永井荷風「濹東綺譚」

 「ぢや、一時間ときめよう。」
 「すみませんね。ほんとうに。」
 「その代り。」と差出してゐる手を取つて引寄せ、耳元に囁くと、
 「知らないわよ。」と女は目を見張つて睨返し、「馬鹿。」と言ひさまわたくしの肩を撲つた。

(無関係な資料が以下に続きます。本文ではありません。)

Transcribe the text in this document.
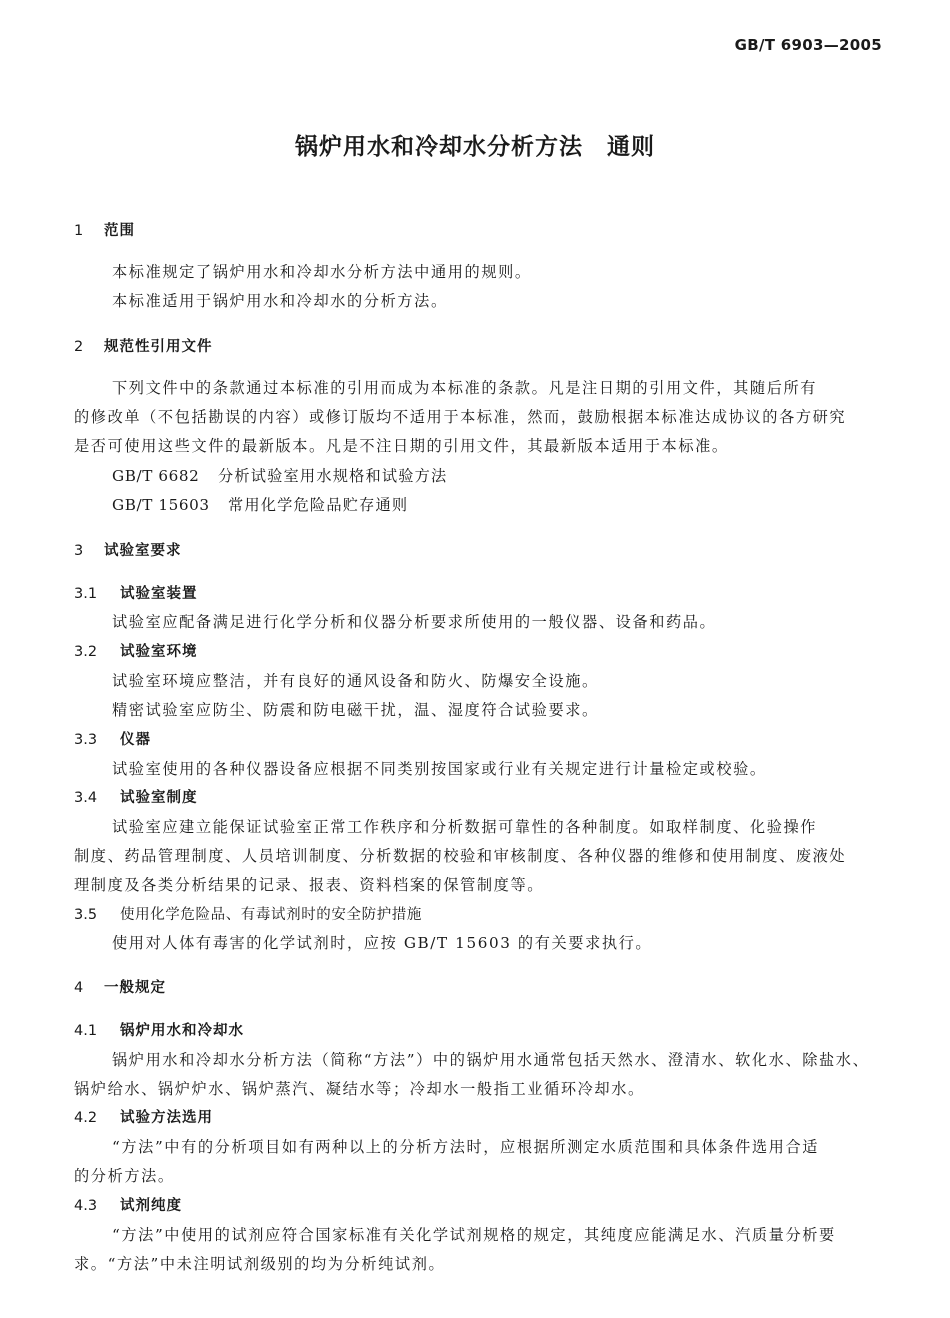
GB/T 6903—2005
锅炉用水和冷却水分析方法　通则
1 范围
本标准规定了锅炉用水和冷却水分析方法中通用的规则。
本标准适用于锅炉用水和冷却水的分析方法。
2 规范性引用文件
下列文件中的条款通过本标准的引用而成为本标准的条款。凡是注日期的引用文件，其随后所有
的修改单（不包括勘误的内容）或修订版均不适用于本标准，然而，鼓励根据本标准达成协议的各方研究
是否可使用这些文件的最新版本。凡是不注日期的引用文件，其最新版本适用于本标准。
GB/T 6682 分析试验室用水规格和试验方法
GB/T 15603 常用化学危险品贮存通则
3 试验室要求
3.1 试验室装置
试验室应配备满足进行化学分析和仪器分析要求所使用的一般仪器、设备和药品。
3.2 试验室环境
试验室环境应整洁，并有良好的通风设备和防火、防爆安全设施。
精密试验室应防尘、防震和防电磁干扰，温、湿度符合试验要求。
3.3 仪器
试验室使用的各种仪器设备应根据不同类别按国家或行业有关规定进行计量检定或校验。
3.4 试验室制度
试验室应建立能保证试验室正常工作秩序和分析数据可靠性的各种制度。如取样制度、化验操作
制度、药品管理制度、人员培训制度、分析数据的校验和审核制度、各种仪器的维修和使用制度、废液处
理制度及各类分析结果的记录、报表、资料档案的保管制度等。
3.5 使用化学危险品、有毒试剂时的安全防护措施
使用对人体有毒害的化学试剂时，应按 GB/T 15603 的有关要求执行。
4 一般规定
4.1 锅炉用水和冷却水
锅炉用水和冷却水分析方法（简称“方法”）中的锅炉用水通常包括天然水、澄清水、软化水、除盐水、
锅炉给水、锅炉炉水、锅炉蒸汽、凝结水等；冷却水一般指工业循环冷却水。
4.2 试验方法选用
“方法”中有的分析项目如有两种以上的分析方法时，应根据所测定水质范围和具体条件选用合适
的分析方法。
4.3 试剂纯度
“方法”中使用的试剂应符合国家标准有关化学试剂规格的规定，其纯度应能满足水、汽质量分析要
求。“方法”中未注明试剂级别的均为分析纯试剂。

 為永春水の小説を読んだ人は、作者の叙事のところ〴〵に自家弁護の文を挟んでゐることを知つてゐるであらう。初恋の娘が恥しさを忘れて思ふ男に寄添ふやうな情景を書いた時には、その後で、読者はこの娘がこの場合の様子や言葉使のみを見て、淫奔娘(いたづらもの)だと断定してはならない。深窓の女も意中を打明ける場合には芸者も及ばぬ艶めかしい様子になることがある。また、既に里馴れた遊女が偶然幼馴染の男にめぐり会ふところを写した時には、商売人(くろうと)でも斯う云ふ時には娘のやうにもぢ/\するもので、これはこの道の経験に富んだ人達の皆承知してゐるところで、作者の観察の至らないわけではないのだから、そのつもりでお読みなさいと云ふやうな事が書添へられてゐる。
 わたくしは春水に倣つて、こゝに剰語を加へる。読者は初めて路傍で逢つた此女が、わたくしを遇する態度の馴々し過るのを怪しむかも知れない。然しこれは実地の遭遇を潤色せずに、そのまゝ記述したのに過ぎない。何の作意も無いのである。